10.奇妙な海賊⑩
「あら、戻ってきたわね」
甲板に出ていたルリは梯子を上ってくるシャギルに言った。
「随分早起きじゃないか、ルリ。そんなに俺のことが心配だったのか?」
シャギルは甲板の手すりに手をかけると、夜明け前の暗さの中でルリを見つめた。
「違うわよ。あなたが戻ったら、これからのこと話し合おうって事になっているの。そろそろ来るころだろうと思って待っていたのよ。さあ、早く来て。

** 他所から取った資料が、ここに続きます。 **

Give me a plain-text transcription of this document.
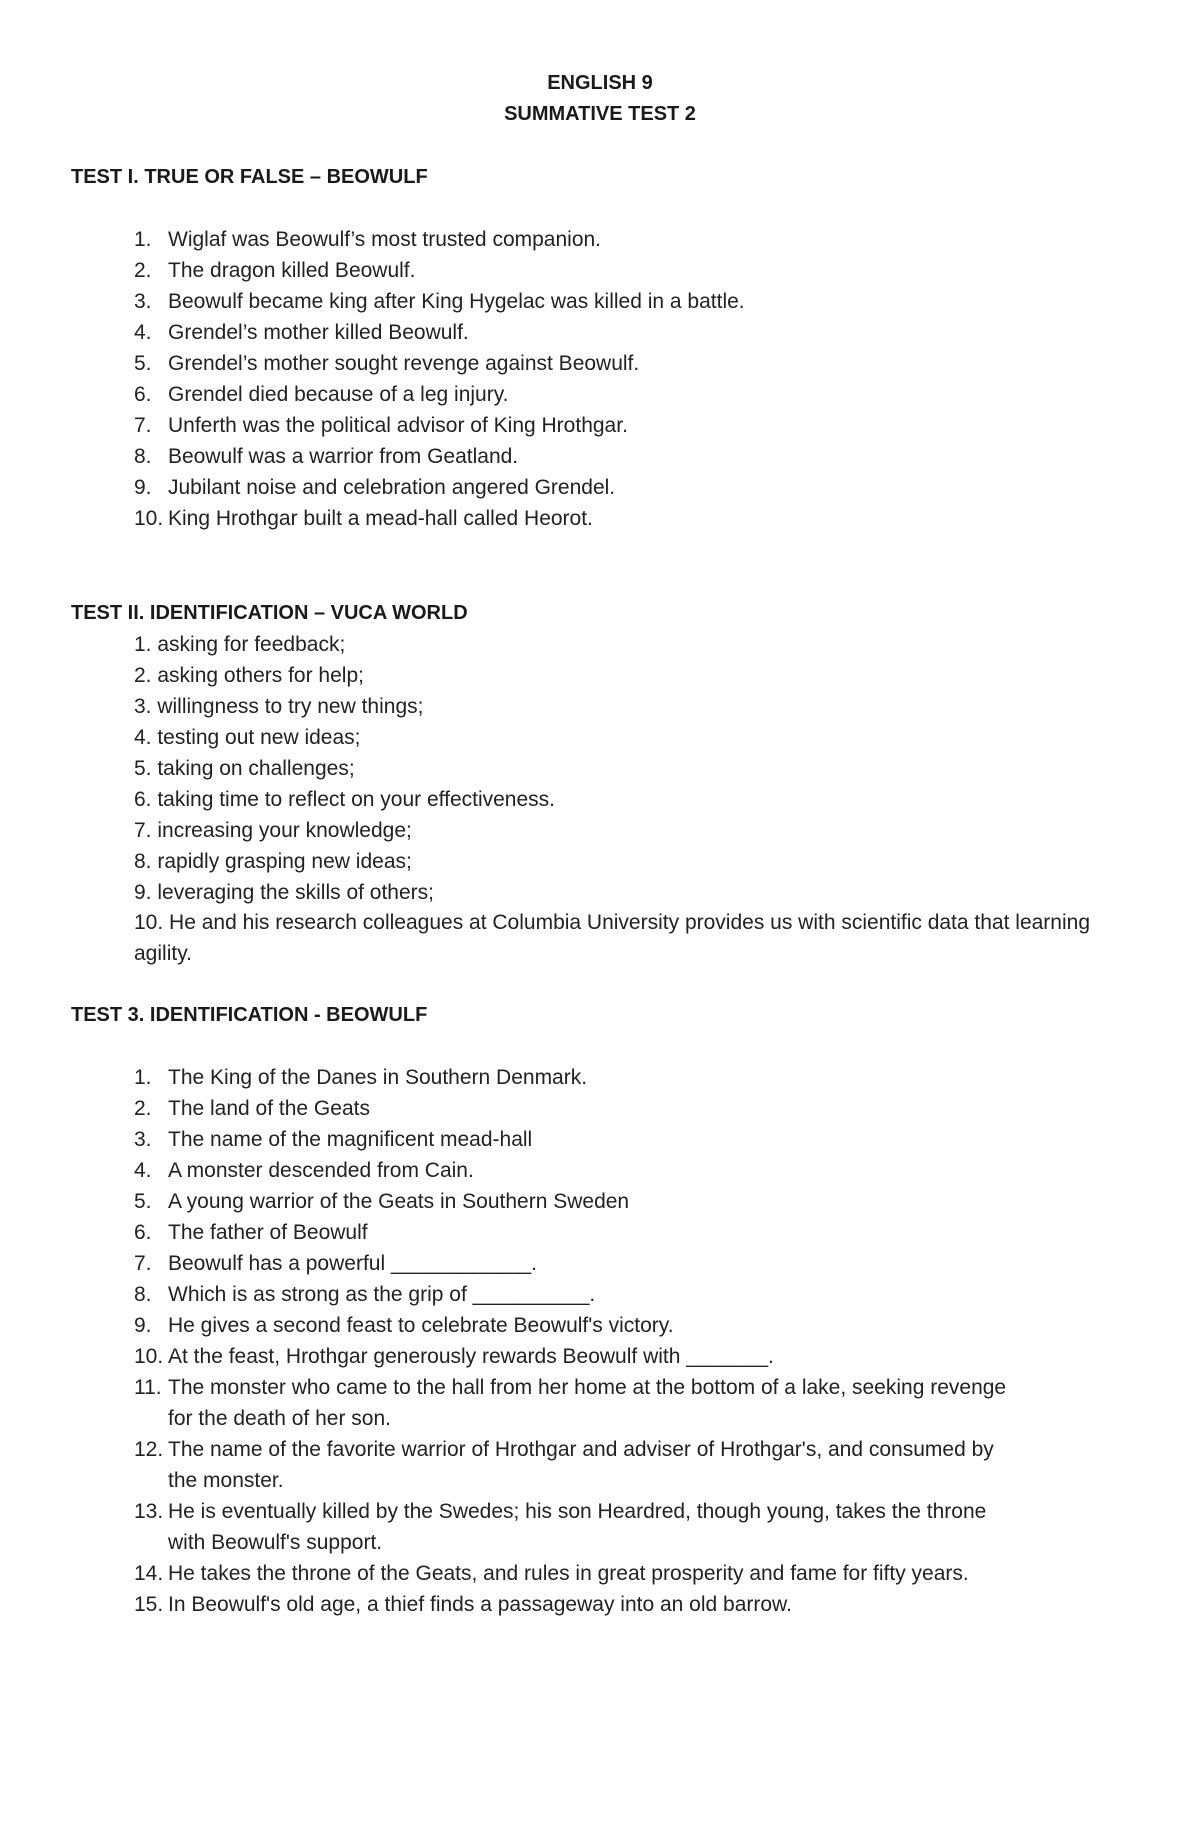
ENGLISH 9
SUMMATIVE TEST 2
TEST I. TRUE OR FALSE – BEOWULF
1. Wiglaf was Beowulf’s most trusted companion.
2. The dragon killed Beowulf.
3. Beowulf became king after King Hygelac was killed in a battle.
4. Grendel’s mother killed Beowulf.
5. Grendel’s mother sought revenge against Beowulf.
6. Grendel died because of a leg injury.
7. Unferth was the political advisor of King Hrothgar.
8. Beowulf was a warrior from Geatland.
9. Jubilant noise and celebration angered Grendel.
10. King Hrothgar built a mead-hall called Heorot.
TEST II. IDENTIFICATION – VUCA WORLD
1. asking for feedback;
2. asking others for help;
3. willingness to try new things;
4. testing out new ideas;
5. taking on challenges;
6. taking time to reflect on your effectiveness.
7. increasing your knowledge;
8. rapidly grasping new ideas;
9. leveraging the skills of others;
10. He and his research colleagues at Columbia University provides us with scientific data that learning agility.
TEST 3. IDENTIFICATION - BEOWULF
1. The King of the Danes in Southern Denmark.
2. The land of the Geats
3. The name of the magnificent mead-hall
4. A monster descended from Cain.
5. A young warrior of the Geats in Southern Sweden
6. The father of Beowulf
7. Beowulf has a powerful ____________.
8. Which is as strong as the grip of __________.
9. He gives a second feast to celebrate Beowulf's victory.
10. At the feast, Hrothgar generously rewards Beowulf with _______.
11. The monster who came to the hall from her home at the bottom of a lake, seeking revenge
for the death of her son.
12. The name of the favorite warrior of Hrothgar and adviser of Hrothgar's, and consumed by
the monster.
13. He is eventually killed by the Swedes; his son Heardred, though young, takes the throne
with Beowulf's support.
14. He takes the throne of the Geats, and rules in great prosperity and fame for fifty years.
15. In Beowulf's old age, a thief finds a passageway into an old barrow.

みんな船長室にいるわ」
素っ気ないルリに、シャギルは口を膨らませた。
「ちぇっ、ちょっと待ってくれ。こっちはたった今まで忙しく働いてきたんだ。少し休ませてくれよ」
「そうね。着替えてくるといいわ。返り血を浴びている。それに……あなた、薬を使ったわね?」
ルリはシャギルの服から匂う、微かな香りを嗅ぎ取っていた。
「ナッドが一緒にいたからな。奴に万一のことがあると困る。にしても、お前に隠し事はできないな」
シャギルは苦笑し、ルリは肩をすくめた。
「アイサの勘は正しかったようね?」
「大当たりだった。だが、まず、おいしい朝食が食べたいな」
「仕方ないわね」
ルリが頷く。
「よし、これで報われる」
シャギルは勢いよく甲板に上がると、意気揚々と船長室に入っていった。
船長室での朝食は豪華なものとなった。
具だくさん魚介のスープ、ふっくらとしたオムレツ、焼きたてのパンや何種類ものチーズ、果物と酒をたっぷり使ったケーキ……これをシャギルは次々に平らげていく。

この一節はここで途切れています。